As many have pointed out, the coronavirus pandemic has highlighted the systemic fissures within African societies relating to the welfare of the most vulnerable. Women, children, the disabled and the poor are among those that are already showing signs of being hardest hit by the pandemic. Apart from the vulnerabilities faced by international students generally, African students living and studying abroad have to deal with peculiar challenges.
Many of us have had to weigh the decision between staying in our countries of study to weather this storm until it passes or to return to our homes to experience this unprecedented time with our loved ones, but at the unthinkable risk of exposing our families and communities to the disease, in places with weaker health systems and fewer medical facilities than where we are currently. Additionally, leaving puts us at the risk of being denied entry back into the countries of study for an indefinite period. Many of us, have opted to stay put.

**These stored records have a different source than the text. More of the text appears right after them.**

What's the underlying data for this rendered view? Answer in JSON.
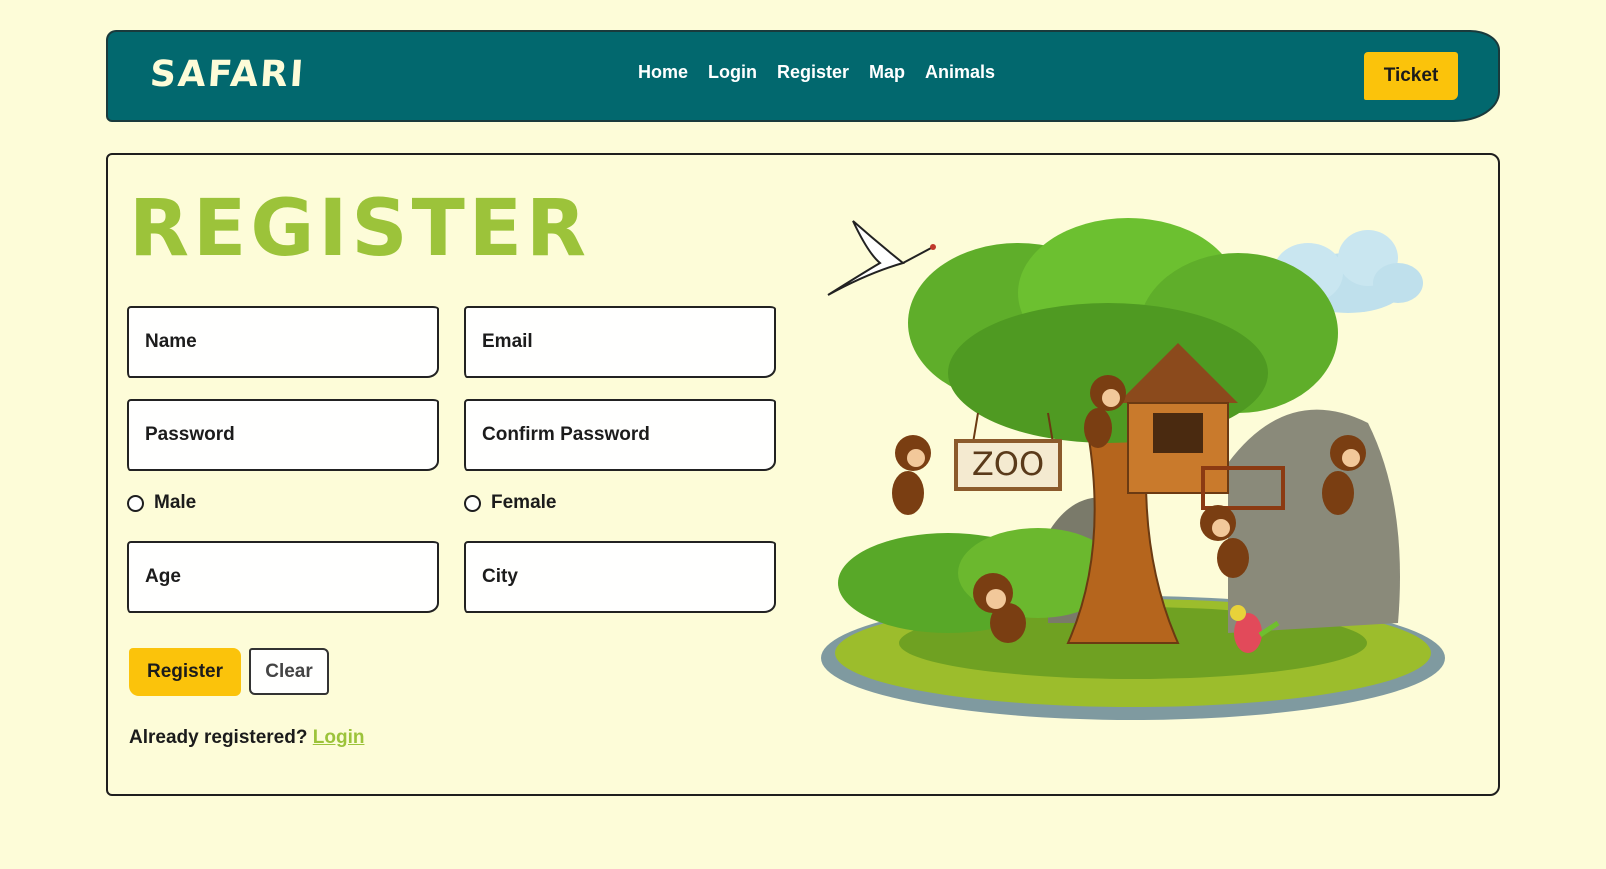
{
  "navbar": {
    "logo": "SAFARI",
    "links": [
      "Home",
      "Login",
      "Register",
      "Map",
      "Animals"
    ],
    "ticket_label": "Ticket"
  },
  "form": {
    "title": "REGISTER",
    "fields": {
      "name": "Name",
      "email": "Email",
      "password": "Password",
      "confirm_password": "Confirm Password",
      "age": "Age",
      "city": "City"
    },
    "gender": {
      "male": "Male",
      "female": "Female"
    },
    "register_label": "Register",
    "clear_label": "Clear",
    "already_text": "Already registered?",
    "login_link": "Login"
  },
  "illustration": {
    "sign_text": "ZOO"
  },
  "colors": {
    "background": "#fdfcd8",
    "navbar": "#02686e",
    "accent_yellow": "#fbc30b",
    "accent_green": "#9cc33a"
  }
}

In the United States, universities sent undergraduate students away from campus as early as the beginning of March, some with little more than a week’s notice. The universities decided that those measures were necessary and appropriate to prevent infections amongst the university community. However, the first concerns that came to my mind as an international student was, should they do that at my institution, where would I go?
African students require time to store away their belongings and find funds to travel home or to loved ones within the country. Once they are home or safely away from the university, they need to be housed in a place where they can continue to study, with minimal distractions, good internet connection and electricity to access online study materials. For those that decide to return to their home countries, many of these basic facilities would be inaccessible to them, added to the fact that they will be located in a different time zone, which means they would not easily be able to join online classes even if they had access to the things mentioned. For women, all these requirements stated above, come with a challenge as there are often expectations of women to contribute to the home, care giving and community activities.
Many African students survive college life and life abroad through university employment, therefore widespread cuts of teaching and research assistant opportunities and other campus jobs previously available to them are now cut off, leaving them with few sources of financial support. Foreign students are often ineligible for financial assistance provided due to their citizenship, they are ineligible too for emergency financial assistance packages being provided by governments to their citizens.
Even with all of this set out, foreign students in the United States are probably better off than those in other parts of the world. We need only look to the reports of racial discrimination against Africans in China to imagine the worst experiences of Africans studying abroad during this time. It is true that anyone who chooses to live or study in a foreign country bears reasonable risk for unforeseen incidents that may occur while they are there; it is for this reason that we are encouraged to travel with insurance. However, the realities of the political and economic landscapes of many African countries, combined with racial discrimination and unfriendly immigration policies African students are likely to experience the impact of this pandemic more acutely than foreign students from other parts of the world.
The intersectional nature of the issues arising from the pandemic also means that we have to look at the impact of the pandemic on African women studying abroad who may have extra layers of care duties, as well as other broader-based gender-related issues as emerging data from UN Population Fund (UNFPA) shows. The pandemic has exposed existing challenges, and unveiled new ones that lie at the intersection of citizenship, race, gender, class, geography and many others. Addressing the challenges of international students requires applying a gendered lens to understand the peculiar challenges female students will be facing during and after the pandemic.
Gloria Paidamoyo Chikaonda
Is a PhD candidate in Public Law University of Cape Town and a JSM candidate for Stanford International Legal Studies Program (SPILS) Fellow 2019/20, and a Stanford University Knight Hennessy Scholar.